Monday, September 05, 2011

Are we all a twitter about nothing, or should we be worrying?

The most remarkable thing to be learnt from the Mexican Twitter panic (presently attracting comparisons with the Orson Welles War of the Worlds broadcast) is the apparent readiness of Twitter users to believe what they were reading. Prevailing wisdom is that most people should have a sufficiently well attuned bullshit filter that they would attempt some form of verification before leaping into their cars and causing mayhem, but it seems that’s simply not the case.

To briefly summarise what happened, a school teacher (Gilberto Martinez Vera) and a radio presenter (Maria de Jesus Bravo Pagola) stand accused of spreading false reports that gunmen were attacking schools in Veracruz. Gerardo Buganza, the interior secretary for Veracruz state, likened the trouble caused to Welles’s 1938 broadcast. Not quite, but apparently cars were crashed in the mad stampede by parents to reach the schools.

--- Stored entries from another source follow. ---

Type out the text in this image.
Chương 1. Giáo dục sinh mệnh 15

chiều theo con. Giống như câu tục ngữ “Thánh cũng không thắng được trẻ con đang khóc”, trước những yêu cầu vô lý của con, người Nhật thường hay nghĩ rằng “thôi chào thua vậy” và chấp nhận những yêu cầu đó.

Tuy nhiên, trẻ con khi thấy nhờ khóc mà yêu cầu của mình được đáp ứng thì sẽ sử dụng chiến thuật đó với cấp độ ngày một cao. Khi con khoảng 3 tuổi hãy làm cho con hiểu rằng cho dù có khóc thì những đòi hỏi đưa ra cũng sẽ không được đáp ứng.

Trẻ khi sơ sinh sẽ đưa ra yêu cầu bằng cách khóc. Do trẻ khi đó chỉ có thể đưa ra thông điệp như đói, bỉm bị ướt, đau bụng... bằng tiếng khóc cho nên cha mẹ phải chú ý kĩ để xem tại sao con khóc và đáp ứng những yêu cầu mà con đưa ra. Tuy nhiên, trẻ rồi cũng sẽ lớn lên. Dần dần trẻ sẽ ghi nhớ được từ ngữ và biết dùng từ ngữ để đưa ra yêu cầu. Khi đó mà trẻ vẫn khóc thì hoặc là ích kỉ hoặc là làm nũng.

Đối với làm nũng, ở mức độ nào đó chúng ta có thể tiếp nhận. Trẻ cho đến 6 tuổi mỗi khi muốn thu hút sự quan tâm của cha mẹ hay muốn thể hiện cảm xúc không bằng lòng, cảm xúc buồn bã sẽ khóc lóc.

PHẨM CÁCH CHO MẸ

This is quite disturbing. Much the same thing did happen in 1938, when people heard only a few minutes of the show, but then rushed off to tell friends, neighbours and outright strangers that the end of the world was coming. Of course in 1938 there were fewer means of double checking a news report, though even then you could have twiddled the dials to check if other stations were also in apocalyptic mode. You would think perhaps that in this day and age, people would have so many additional conduits of information that it would become apparent very quickly that they were subject to a joke, but it looks like you just have to hit the right buttons with people and common sense doesn’t so much as go out the window, as dive headlong from the 30th floor.

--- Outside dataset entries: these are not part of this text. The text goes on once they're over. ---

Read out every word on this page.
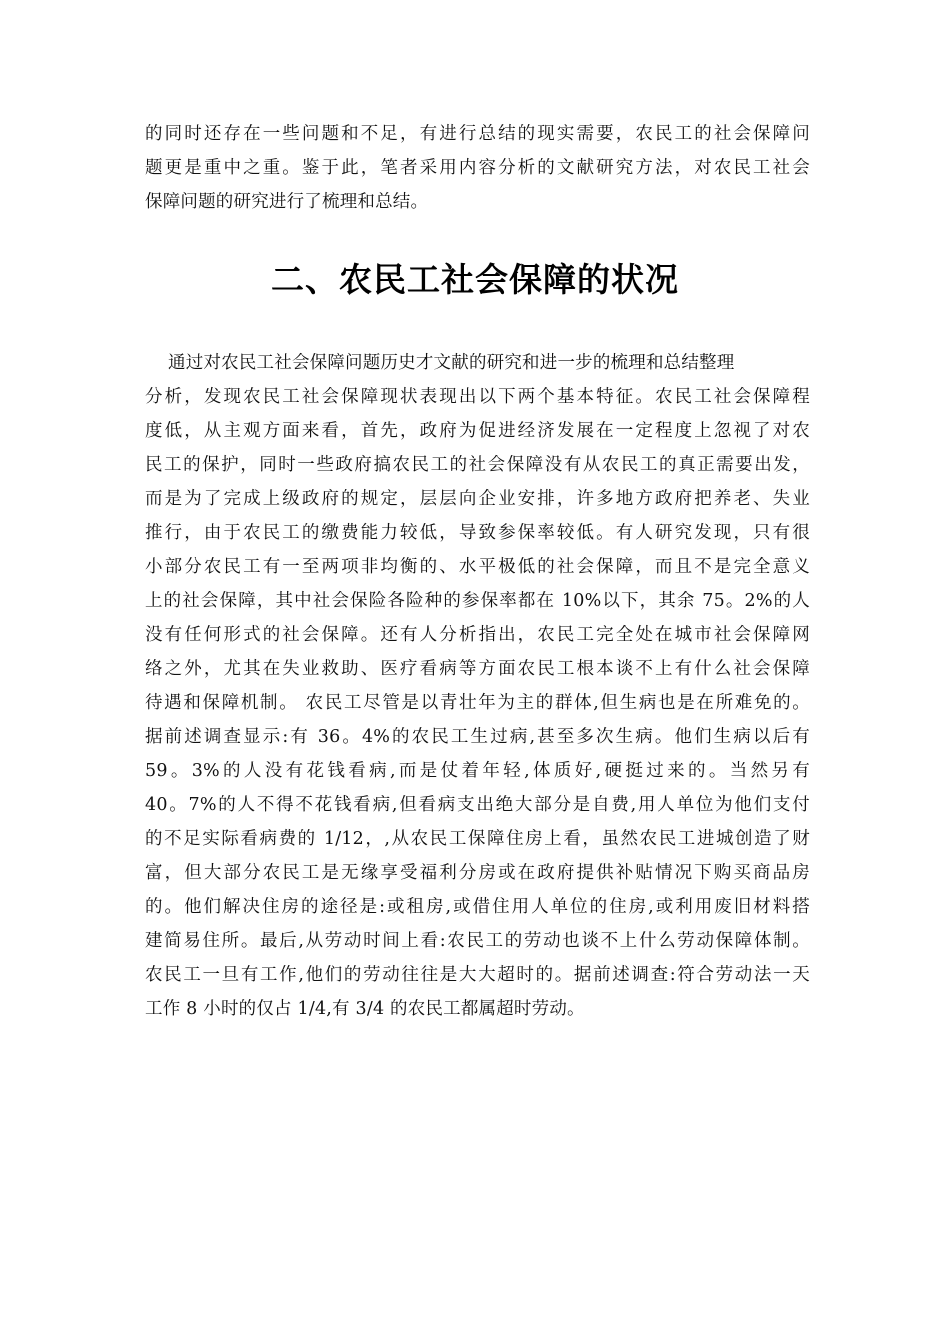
的同时还存在一些问题和不足，有进行总结的现实需要，农民工的社会保障问
题更是重中之重。鉴于此，笔者采用内容分析的文献研究方法，对农民工社会
保障问题的研究进行了梳理和总结。
二、农民工社会保障的状况
通过对农民工社会保障问题历史才文献的研究和进一步的梳理和总结整理
分析，发现农民工社会保障现状表现出以下两个基本特征。农民工社会保障程
度低，从主观方面来看，首先，政府为促进经济发展在一定程度上忽视了对农
民工的保护，同时一些政府搞农民工的社会保障没有从农民工的真正需要出发，
而是为了完成上级政府的规定，层层向企业安排，许多地方政府把养老、失业
推行，由于农民工的缴费能力较低，导致参保率较低。有人研究发现，只有很
小部分农民工有一至两项非均衡的、水平极低的社会保障，而且不是完全意义
上的社会保障，其中社会保险各险种的参保率都在 10%以下，其余 75。2%的人
没有任何形式的社会保障。还有人分析指出，农民工完全处在城市社会保障网
络之外，尤其在失业救助、医疗看病等方面农民工根本谈不上有什么社会保障
待遇和保障机制。 农民工尽管是以青壮年为主的群体,但生病也是在所难免的。
据前述调查显示:有 36。4%的农民工生过病,甚至多次生病。他们生病以后有
59。3%的人没有花钱看病,而是仗着年轻,体质好,硬挺过来的。当然另有
40。7%的人不得不花钱看病,但看病支出绝大部分是自费,用人单位为他们支付
的不足实际看病费的 1/12，,从农民工保障住房上看，虽然农民工进城创造了财
富，但大部分农民工是无缘享受福利分房或在政府提供补贴情况下购买商品房
的。他们解决住房的途径是:或租房,或借住用人单位的住房,或利用废旧材料搭
建简易住所。最后,从劳动时间上看:农民工的劳动也谈不上什么劳动保障体制。
农民工一旦有工作,他们的劳动往往是大大超时的。据前述调查:符合劳动法一天
工作 8 小时的仅占 1/4,有 3/4 的农民工都属超时劳动。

Clearly intimating that your children are in imminent danger is a particularly cruel and effective way of doing this, but it seems to me that we need to be thinking of some way of applying the breaks to dangerous twitter trends. I don’t actually like to suggest this, as with anything like this, those breaks can just as easily be applied to information unfavourable to governments and organisations. There’s a valid argument that any attempt at censorship is to be frowned upon, and better to have a few Orson Welles moments than risk the freedoms of the internet, but perhaps we can find some way to crowd source the censorship, self censorship if you like that would naturally resist attempts by governments and vested interests from halting the spread of unwelcome news.

How about hash tags #true and #false? Twitter could monitor these in conjunction with trending topics, and if a topic begins to trend, Twitter could provide statistics showing how many people believed it true and how many false. My assumption is that enough people would be sufficiently detached from events to be able to go off and do independent research and retweet with the #true or #false tags, hence tipping the balance in favour of sanity and thus helping to take the edge off dangerously out of control trends. Equally of course, if it appears the event is being reported accurately, people could react as matters dictate. My worry is that some idiot will do something like start a Tsunami warning which will go viral, and then god knows how many people will be hurt or worse in the panic. What do you think, is there a way of controlling this, or am I all in a twitter?

Of course, it could be the story from Mexico is #false, in which case there'll be egg on my face.